On that fateful April Fools’ Day, confident in my formal undergraduate architectural school and architectural engineering graduate school education, along with a significant architectural intern experience, I began my working relationship with the small, but dedicated, team that was MGV Architects. The firm, at that time, consisted of the partnership of Fredrick A. Muhlenberg, FAIA ; Lawrence A. Greene, AIA and Elmer Veres, AIA. The partners, who were somewhat diverse in their experience and expertise, shared a love for good design, a dedication to total client service, a commitment to community involvement and an enthusiastic support of the profession of Architecture.

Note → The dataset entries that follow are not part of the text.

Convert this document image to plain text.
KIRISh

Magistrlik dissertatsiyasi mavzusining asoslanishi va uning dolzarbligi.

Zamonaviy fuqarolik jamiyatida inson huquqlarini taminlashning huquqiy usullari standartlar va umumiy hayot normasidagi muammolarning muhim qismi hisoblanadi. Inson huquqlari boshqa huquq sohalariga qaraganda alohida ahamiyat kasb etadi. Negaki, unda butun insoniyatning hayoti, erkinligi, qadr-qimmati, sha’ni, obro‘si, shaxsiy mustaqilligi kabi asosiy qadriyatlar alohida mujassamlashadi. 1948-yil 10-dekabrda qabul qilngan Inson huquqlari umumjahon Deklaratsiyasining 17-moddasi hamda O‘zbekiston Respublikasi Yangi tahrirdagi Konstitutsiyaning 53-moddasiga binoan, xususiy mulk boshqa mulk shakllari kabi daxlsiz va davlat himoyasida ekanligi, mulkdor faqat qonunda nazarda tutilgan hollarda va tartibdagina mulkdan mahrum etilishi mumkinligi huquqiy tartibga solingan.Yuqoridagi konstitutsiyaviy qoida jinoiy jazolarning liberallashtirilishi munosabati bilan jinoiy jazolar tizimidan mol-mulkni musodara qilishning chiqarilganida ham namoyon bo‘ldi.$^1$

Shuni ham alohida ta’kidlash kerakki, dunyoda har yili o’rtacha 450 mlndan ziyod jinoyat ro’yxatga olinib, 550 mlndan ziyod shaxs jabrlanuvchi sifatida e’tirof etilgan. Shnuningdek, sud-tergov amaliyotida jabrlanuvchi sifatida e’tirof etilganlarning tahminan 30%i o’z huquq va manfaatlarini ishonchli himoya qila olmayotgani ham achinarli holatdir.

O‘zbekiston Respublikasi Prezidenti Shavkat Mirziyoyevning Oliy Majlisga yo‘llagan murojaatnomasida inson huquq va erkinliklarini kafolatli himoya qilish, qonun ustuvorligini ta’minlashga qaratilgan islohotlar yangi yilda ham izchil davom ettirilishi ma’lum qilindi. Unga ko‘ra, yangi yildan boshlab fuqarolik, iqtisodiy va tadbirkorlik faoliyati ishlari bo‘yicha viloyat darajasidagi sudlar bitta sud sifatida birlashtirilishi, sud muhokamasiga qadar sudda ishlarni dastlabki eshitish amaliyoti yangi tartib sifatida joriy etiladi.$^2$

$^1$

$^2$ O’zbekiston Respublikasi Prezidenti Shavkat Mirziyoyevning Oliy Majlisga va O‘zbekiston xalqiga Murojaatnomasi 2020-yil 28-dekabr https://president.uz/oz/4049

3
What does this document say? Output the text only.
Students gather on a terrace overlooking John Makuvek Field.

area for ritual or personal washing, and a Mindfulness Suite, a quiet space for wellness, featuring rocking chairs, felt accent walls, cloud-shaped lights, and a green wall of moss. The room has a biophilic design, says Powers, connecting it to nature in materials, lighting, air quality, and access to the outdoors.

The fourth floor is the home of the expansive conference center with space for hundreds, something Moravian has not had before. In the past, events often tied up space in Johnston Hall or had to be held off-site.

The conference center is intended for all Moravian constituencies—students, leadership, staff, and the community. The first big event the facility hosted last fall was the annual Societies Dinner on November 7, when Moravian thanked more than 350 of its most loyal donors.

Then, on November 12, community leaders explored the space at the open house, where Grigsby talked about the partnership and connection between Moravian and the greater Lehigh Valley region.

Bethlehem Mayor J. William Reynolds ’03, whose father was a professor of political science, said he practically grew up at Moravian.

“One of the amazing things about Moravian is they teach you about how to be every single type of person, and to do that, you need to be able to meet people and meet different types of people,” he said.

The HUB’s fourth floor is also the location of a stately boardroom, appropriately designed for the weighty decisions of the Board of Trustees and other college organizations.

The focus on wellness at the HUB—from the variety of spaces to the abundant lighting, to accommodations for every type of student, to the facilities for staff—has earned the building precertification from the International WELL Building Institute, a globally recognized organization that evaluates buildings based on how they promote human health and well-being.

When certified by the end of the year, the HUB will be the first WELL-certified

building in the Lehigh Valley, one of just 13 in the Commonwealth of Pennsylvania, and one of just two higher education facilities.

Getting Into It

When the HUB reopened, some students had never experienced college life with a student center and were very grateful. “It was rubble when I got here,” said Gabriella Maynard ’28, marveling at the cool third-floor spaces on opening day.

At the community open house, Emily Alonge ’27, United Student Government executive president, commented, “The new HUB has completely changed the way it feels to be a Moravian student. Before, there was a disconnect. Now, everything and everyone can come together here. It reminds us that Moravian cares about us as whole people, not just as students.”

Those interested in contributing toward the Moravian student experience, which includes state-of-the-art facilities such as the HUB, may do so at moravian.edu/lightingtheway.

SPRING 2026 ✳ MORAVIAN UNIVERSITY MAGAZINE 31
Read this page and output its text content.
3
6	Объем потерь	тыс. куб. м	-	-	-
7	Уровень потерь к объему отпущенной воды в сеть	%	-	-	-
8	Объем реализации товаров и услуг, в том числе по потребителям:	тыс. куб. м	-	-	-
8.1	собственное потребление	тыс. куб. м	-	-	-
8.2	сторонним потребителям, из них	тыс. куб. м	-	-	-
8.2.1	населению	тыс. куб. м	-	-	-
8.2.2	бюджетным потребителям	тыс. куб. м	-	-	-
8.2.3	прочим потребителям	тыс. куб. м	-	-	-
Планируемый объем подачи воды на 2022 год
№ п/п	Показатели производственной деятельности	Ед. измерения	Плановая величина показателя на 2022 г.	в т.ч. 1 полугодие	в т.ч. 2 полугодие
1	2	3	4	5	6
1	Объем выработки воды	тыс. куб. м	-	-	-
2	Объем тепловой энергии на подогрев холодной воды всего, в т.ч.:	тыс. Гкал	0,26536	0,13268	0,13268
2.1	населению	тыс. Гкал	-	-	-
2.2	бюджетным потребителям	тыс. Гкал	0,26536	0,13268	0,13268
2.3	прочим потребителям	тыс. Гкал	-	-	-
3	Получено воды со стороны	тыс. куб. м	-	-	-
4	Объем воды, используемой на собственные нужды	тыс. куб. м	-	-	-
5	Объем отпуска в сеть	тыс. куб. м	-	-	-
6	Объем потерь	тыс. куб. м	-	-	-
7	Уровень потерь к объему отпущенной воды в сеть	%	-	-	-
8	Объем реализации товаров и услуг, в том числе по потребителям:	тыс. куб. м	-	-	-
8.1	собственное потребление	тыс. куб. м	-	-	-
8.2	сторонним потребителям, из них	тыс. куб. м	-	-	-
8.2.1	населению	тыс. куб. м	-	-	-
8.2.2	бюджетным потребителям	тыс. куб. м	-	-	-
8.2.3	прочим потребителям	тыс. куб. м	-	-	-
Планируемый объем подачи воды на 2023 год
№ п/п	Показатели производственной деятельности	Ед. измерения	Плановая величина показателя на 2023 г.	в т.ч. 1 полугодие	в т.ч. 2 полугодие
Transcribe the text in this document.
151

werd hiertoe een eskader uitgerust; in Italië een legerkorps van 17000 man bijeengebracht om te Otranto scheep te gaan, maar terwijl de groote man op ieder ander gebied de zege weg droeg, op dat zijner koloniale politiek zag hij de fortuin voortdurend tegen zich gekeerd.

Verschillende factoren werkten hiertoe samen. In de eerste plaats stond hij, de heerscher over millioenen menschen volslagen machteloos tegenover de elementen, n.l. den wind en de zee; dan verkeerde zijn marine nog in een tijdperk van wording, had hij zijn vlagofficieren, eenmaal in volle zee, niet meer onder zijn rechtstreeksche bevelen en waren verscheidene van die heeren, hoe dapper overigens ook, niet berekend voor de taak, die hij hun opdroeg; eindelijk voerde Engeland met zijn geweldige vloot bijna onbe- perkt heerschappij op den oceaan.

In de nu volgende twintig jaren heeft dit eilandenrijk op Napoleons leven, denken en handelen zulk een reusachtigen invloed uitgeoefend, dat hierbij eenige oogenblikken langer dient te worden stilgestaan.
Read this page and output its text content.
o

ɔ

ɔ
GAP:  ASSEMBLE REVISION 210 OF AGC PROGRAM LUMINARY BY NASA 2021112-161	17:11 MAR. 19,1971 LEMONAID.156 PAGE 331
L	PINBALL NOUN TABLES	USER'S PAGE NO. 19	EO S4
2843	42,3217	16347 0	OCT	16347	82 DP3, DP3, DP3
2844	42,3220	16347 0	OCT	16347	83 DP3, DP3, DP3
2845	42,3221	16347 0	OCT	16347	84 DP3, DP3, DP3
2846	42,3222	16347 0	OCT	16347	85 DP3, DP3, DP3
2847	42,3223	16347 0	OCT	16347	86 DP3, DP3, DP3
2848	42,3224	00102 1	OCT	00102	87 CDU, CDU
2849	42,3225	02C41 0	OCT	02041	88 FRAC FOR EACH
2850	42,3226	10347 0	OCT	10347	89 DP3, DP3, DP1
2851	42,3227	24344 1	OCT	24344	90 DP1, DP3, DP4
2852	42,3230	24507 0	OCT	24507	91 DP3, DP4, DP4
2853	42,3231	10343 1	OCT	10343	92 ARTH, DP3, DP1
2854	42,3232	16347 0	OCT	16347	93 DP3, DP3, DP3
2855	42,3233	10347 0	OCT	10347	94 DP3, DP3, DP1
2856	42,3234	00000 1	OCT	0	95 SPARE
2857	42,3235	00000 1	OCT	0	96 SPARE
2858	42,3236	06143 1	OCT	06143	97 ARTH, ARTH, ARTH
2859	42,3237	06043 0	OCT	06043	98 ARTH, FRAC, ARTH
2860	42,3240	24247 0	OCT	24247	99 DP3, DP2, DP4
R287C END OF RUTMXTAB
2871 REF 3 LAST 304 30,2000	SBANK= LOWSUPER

Fred, Larry and Elmer were assisted in their practice by William J. Coyle (an architect who was a unique “renaissance man” in the true sense of the term), James E. Dockey (a technical school graduate with an eye for detail and an intuitive sense of good design) and, of course, Violet Sheidy (the office manager who contributed common sense and sanity to the practice).
Within the multi-generational mentoring environment that existed, along with the opportunity to accept responsibilities beyond my comfort level, I was able to grow into and appreciate Architecture as a vocation. The total immersion into the practice of architecture – from client contact through design and construction was unlike any previous experience; and it convinced me that I was in the right place for me.
Over the years the firm grew, Jim Dockey and I became Associates and eventually joined Larry Greene, with the later addition of Dennis Rex and John Hill, as the Principals of Muhlenberg/Greene Architects, Ltd. The culture of the firm continues, to this day, to stress the importance of good sustainable design, a commitment to community involvement and the mentoring of young interns – many of whom in the past have moved on to start their own practices.
As MGA Ltd. approaches its upcoming 100th year anniversary under the present leadership of Dennis and John, I look forward to my role as a mentor and to the opportunity to share my experiences, knowledge and love of Architecture with the future leaders of the profession.
We appreciate the contribution of Howard, a Principal at Muhlenberg Greene Architects, and wish to congratulate him on his 45th anniversary with the firm!